Outside of the harvest period, where the roads are clogged with tractors and workers, I have never seen such frantic activity in the vines in June.  My visits to some of my favourite vignerons would have literally necessitated riding a tractor, as they scramble to combat nasty molds.  At least this is action and response, instead of the reminders of the seemingly futile efforts of combatting hail and frost.

What now? The cliche of "it ain't over till the fat chanteuse chante" (like my Franglais?) is always true, whether the growing season starts well or disastrously. In both cases, the winegrowers would not dare to pronounce on anything definitive regarding the potential QUALITY of the wine the grapes will offer up. They CAN tell you the sad tale of lost volumes and lost income ahead.

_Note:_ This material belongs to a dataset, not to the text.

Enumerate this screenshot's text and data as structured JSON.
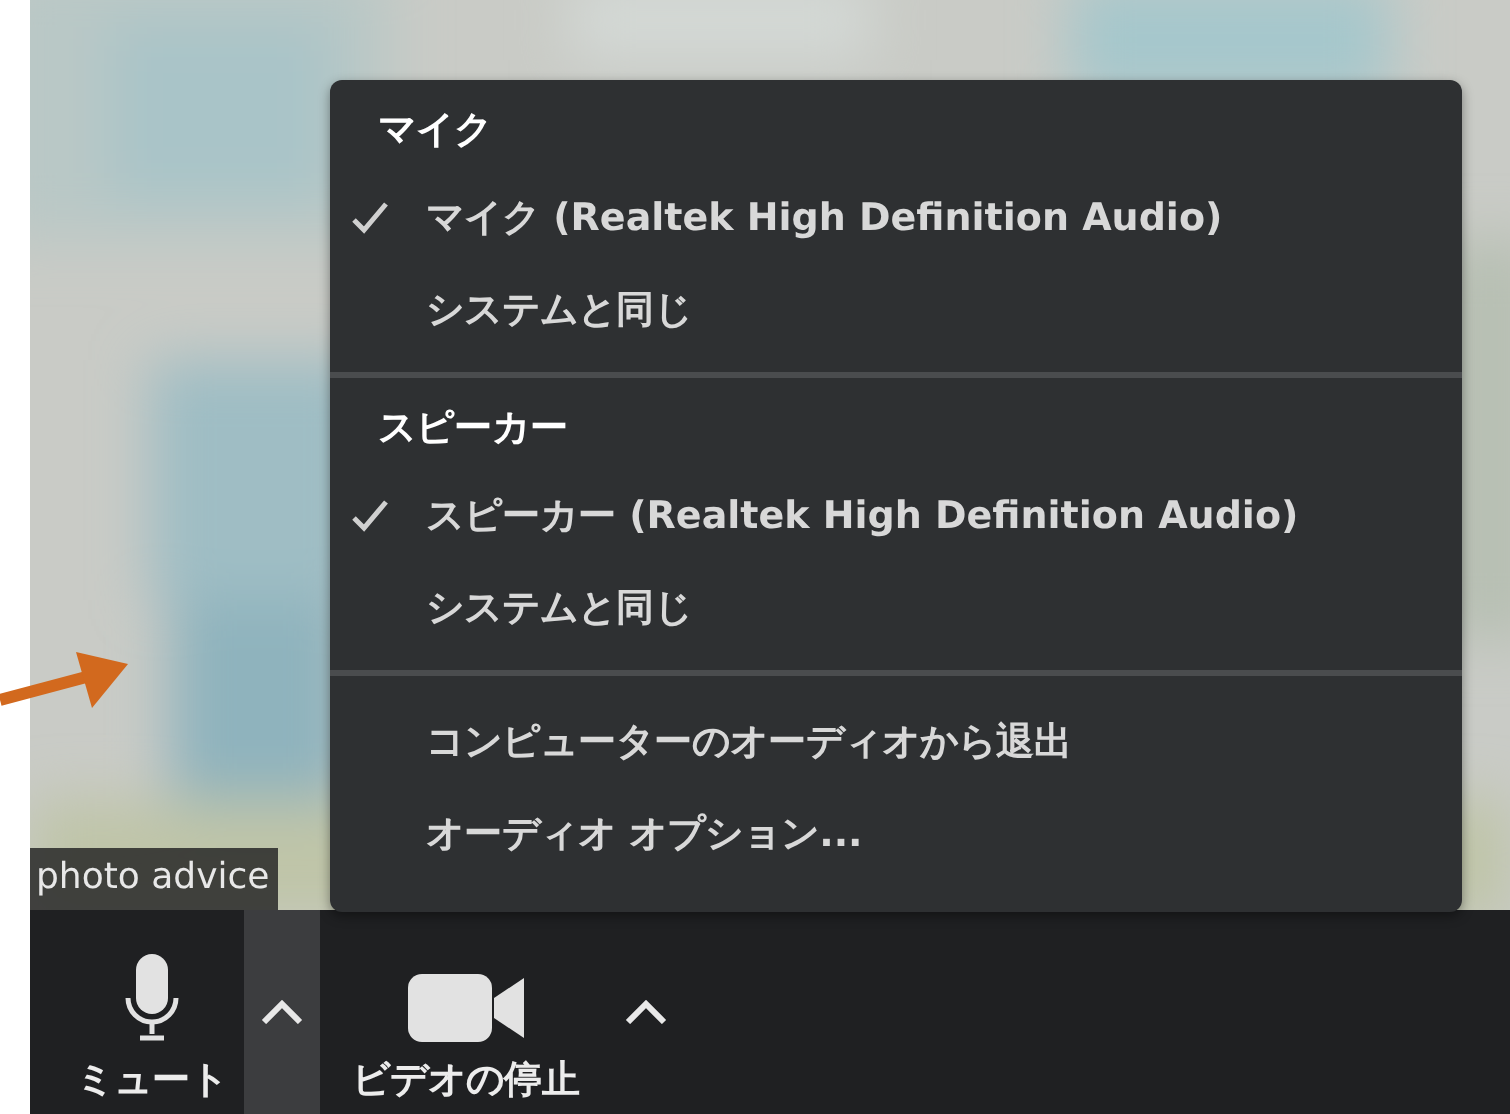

 "Nobody is allowed to be ignorant of the Loire"

"Nobody is allowed to be ignorant of the Loire"

If you find a journalist/ blogger/sommelier (or your friend Bud who took a Sommelier course) declaring anything definitive before such a time, cancel your subscription and/or sever your relationship. They are a putz.

The winegrowers of the Loire might be attempting a smile through clenched teeth and with tears in their eyes when they say that the vintage yielded a lovely wine, after all.

This is the optimism that I learn (not being naturally one myself) from all agriculturalists, in this case the ones responsible for making that magical food, wine.

We really have no clue as to what these people undergo to feed us all, and they deserve our unending appreciation. May the sun shine on their vines!